If one is engaged in entirely legal activities - no money laundering, no drugs, no illegal weapons, no tax evasion, no slipping around international monetary controls - why would one want to use Bitcoin? With the volatility of Bitcoin's price, transfer costs of traditional payment methods (1-3%) are totally dwarfed by the risk of holding Bitcoins for even a short period of time. Maybe there is some opportunity for arbitrage in currency conversion rates, because of the low daily trading volume? But that doesn't seem like a likely profitable investment when you can lose 4% of your value at 3am because of a cascading margin call on a single exchange.

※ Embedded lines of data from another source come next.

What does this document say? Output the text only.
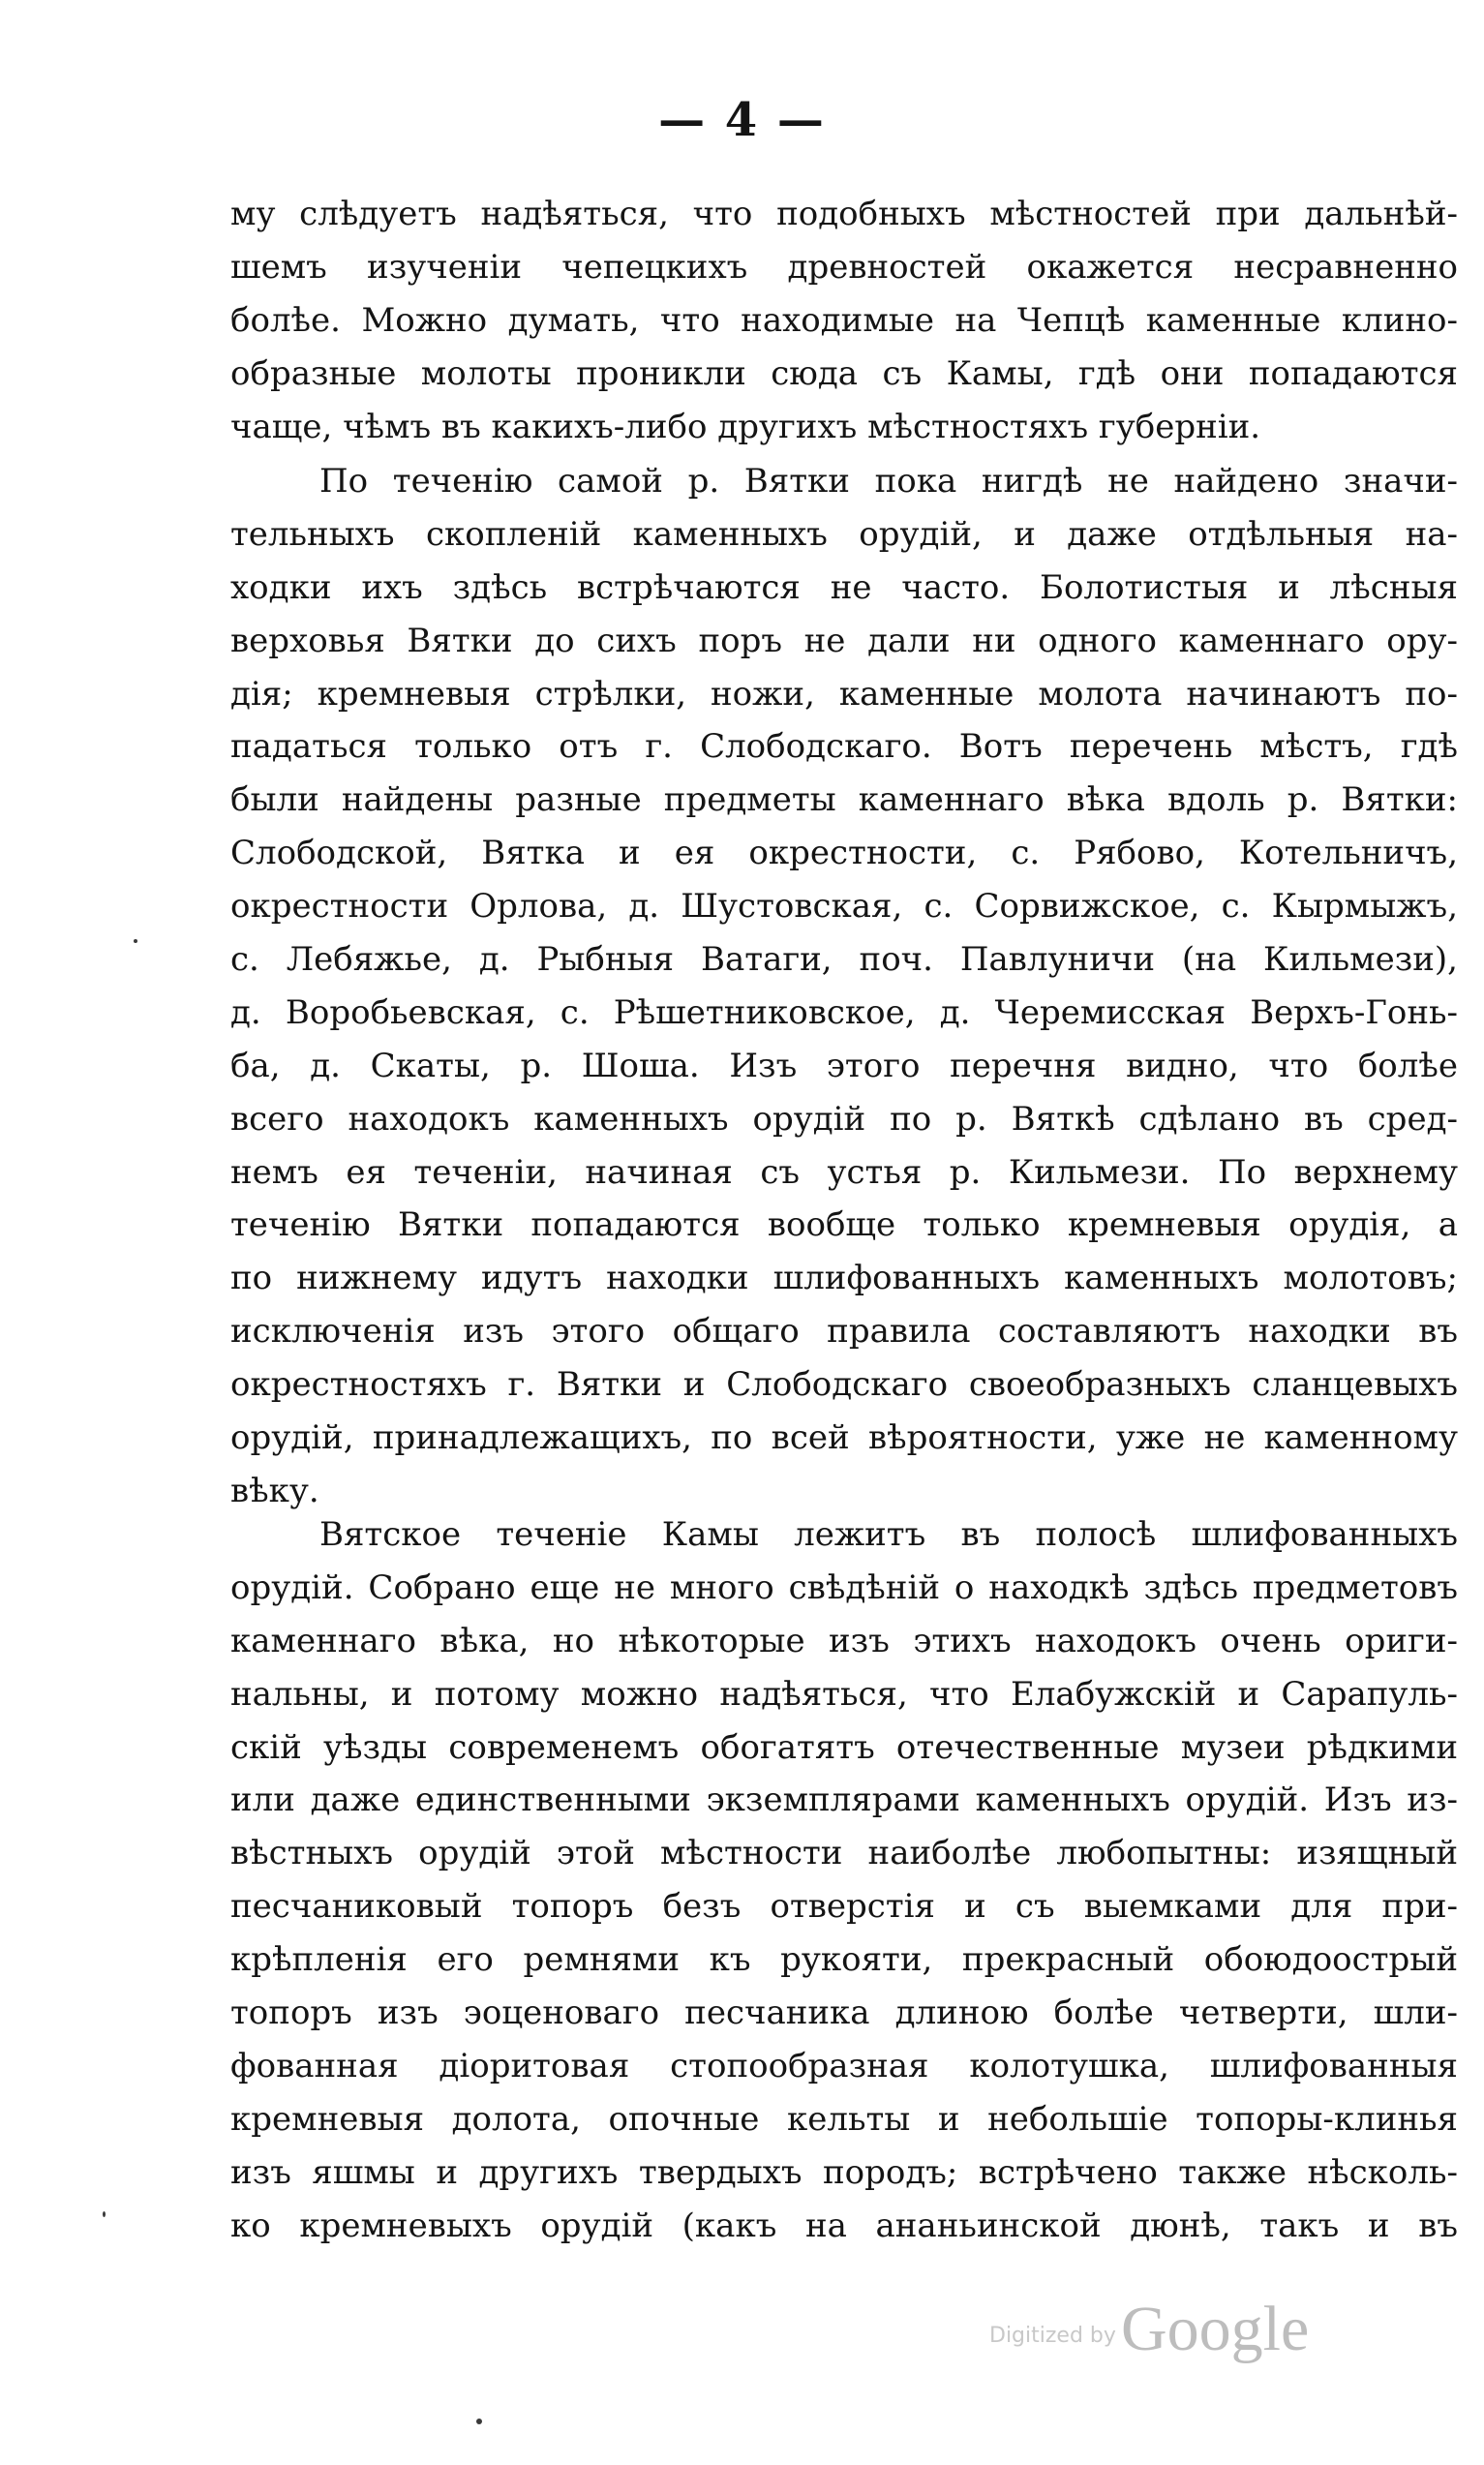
— 4 —
му слѣдуетъ надѣяться, что подобныхъ мѣстностей при дальнѣй-
шемъ изученіи чепецкихъ древностей окажется несравненно
болѣе. Можно думать, что находимые на Чепцѣ каменные клино-
образные молоты проникли сюда съ Камы, гдѣ они попадаются
чаще, чѣмъ въ какихъ-либо другихъ мѣстностяхъ губерніи.
По теченію самой р. Вятки пока нигдѣ не найдено значи-
тельныхъ скопленій каменныхъ орудій, и даже отдѣльныя на-
ходки ихъ здѣсь встрѣчаются не часто. Болотистыя и лѣсныя
верховья Вятки до сихъ поръ не дали ни одного каменнаго ору-
дія; кремневыя стрѣлки, ножи, каменные молота начинаютъ по-
падаться только отъ г. Слободскаго. Вотъ перечень мѣстъ, гдѣ
были найдены разные предметы каменнаго вѣка вдоль р. Вятки:
Слободской, Вятка и ея окрестности, с. Рябово, Котельничъ,
окрестности Орлова, д. Шустовская, с. Сорвижское, с. Кырмыжъ,
с. Лебяжье, д. Рыбныя Ватаги, поч. Павлуничи (на Кильмези),
д. Воробьевская, с. Рѣшетниковское, д. Черемисская Верхъ-Гонь-
ба, д. Скаты, р. Шоша. Изъ этого перечня видно, что болѣе
всего находокъ каменныхъ орудій по р. Вяткѣ сдѣлано въ сред-
немъ ея теченіи, начиная съ устья р. Кильмези. По верхнему
теченію Вятки попадаются вообще только кремневыя орудія, а
по нижнему идутъ находки шлифованныхъ каменныхъ молотовъ;
исключенія изъ этого общаго правила составляютъ находки въ
окрестностяхъ г. Вятки и Слободскаго своеобразныхъ сланцевыхъ
орудій, принадлежащихъ, по всей вѣроятности, уже не каменному
вѣку.
Вятское теченіе Камы лежитъ въ полосѣ шлифованныхъ
орудій. Собрано еще не много свѣдѣній о находкѣ здѣсь предметовъ
каменнаго вѣка, но нѣкоторые изъ этихъ находокъ очень ориги-
нальны, и потому можно надѣяться, что Елабужскій и Сарапуль-
скій уѣзды современемъ обогатятъ отечественные музеи рѣдкими
или даже единственными экземплярами каменныхъ орудій. Изъ из-
вѣстныхъ орудій этой мѣстности наиболѣе любопытны: изящный
песчаниковый топоръ безъ отверстія и съ выемками для при-
крѣпленія его ремнями къ рукояти, прекрасный обоюдоострый
топоръ изъ эоценоваго песчаника длиною болѣе четверти, шли-
фованная діоритовая стопообразная колотушка, шлифованныя
кремневыя долота, опочные кельты и небольшіе топоры-клинья
изъ яшмы и другихъ твердыхъ породъ; встрѣчено также нѣсколь-
ко кремневыхъ орудій (какъ на ананьинской дюнѣ, такъ и въ
Digitized by Google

Other than currency speculation and the ease of evading the law, why would anyone want to exchange a reasonably stable national currency for bitcoin?

Now that doesn't mean we all should actually buy and hold bitcoin. As you say, the volatility dwarfs this percentage. But volatility can be exclusive to investors. For example, Bitreserve (founded by the founder of CNET) lets you lock in the price. That means you can buy $100 of bitcoin, and see $100 on your account, as if it was Paypal. And then you can spend that $100 anytime you want, and it'll always be worth that much. On the backend the service then lets investors create a market to lock in that price, where various investors make short or long bets, a derivatives market can take out the volatility for the customer, thereby allowing people to use bitcoin, save costs, yet be shielded from volatility. That means business to business payments, too.

Besides that there's lots of other things. Like the fact it can be much more secure. Creditcard fraud is rampant as your password is essentially on the card and you have to share it everytime you pay, it's crazy. Chargeback fraud is an issue. Identity theft is therefore an issue. And you can envision crazy things like a Google driverless car paying, on the fly, to another driverless car infront of it, to move away, so that it can take that lane and go faster, because the one in the back is willing to pay extra for speed, and the one in front is okay with arriving a little later. Those kinds of thing can almost only be built on a global, permissionless protocol layer. So indeed none of us may use bitcoin, it may just be a machine to machine currency, it's too early to tell, it can have an impact in many different ways.


Title: Re: PayPal’s Braintree Embraces Bitcoin, One-Touch Payments
Post by: OrientA on September 17, 2014, 09:58:10 AM
Bitcoin can save 1-3% in fees on any transaction. Imagine that there's a 1-3% tax on everything, not value added, everything, every transaction, whether B2C or B2B, and you have a way to remove that. That's very significant. Entire industries run on margins of 1-5%. Amazon's 2013 margin was 0.35%, imagine they could shave off even 0.5%.


This is one reason that merchants like digital coin. It will increase their margin.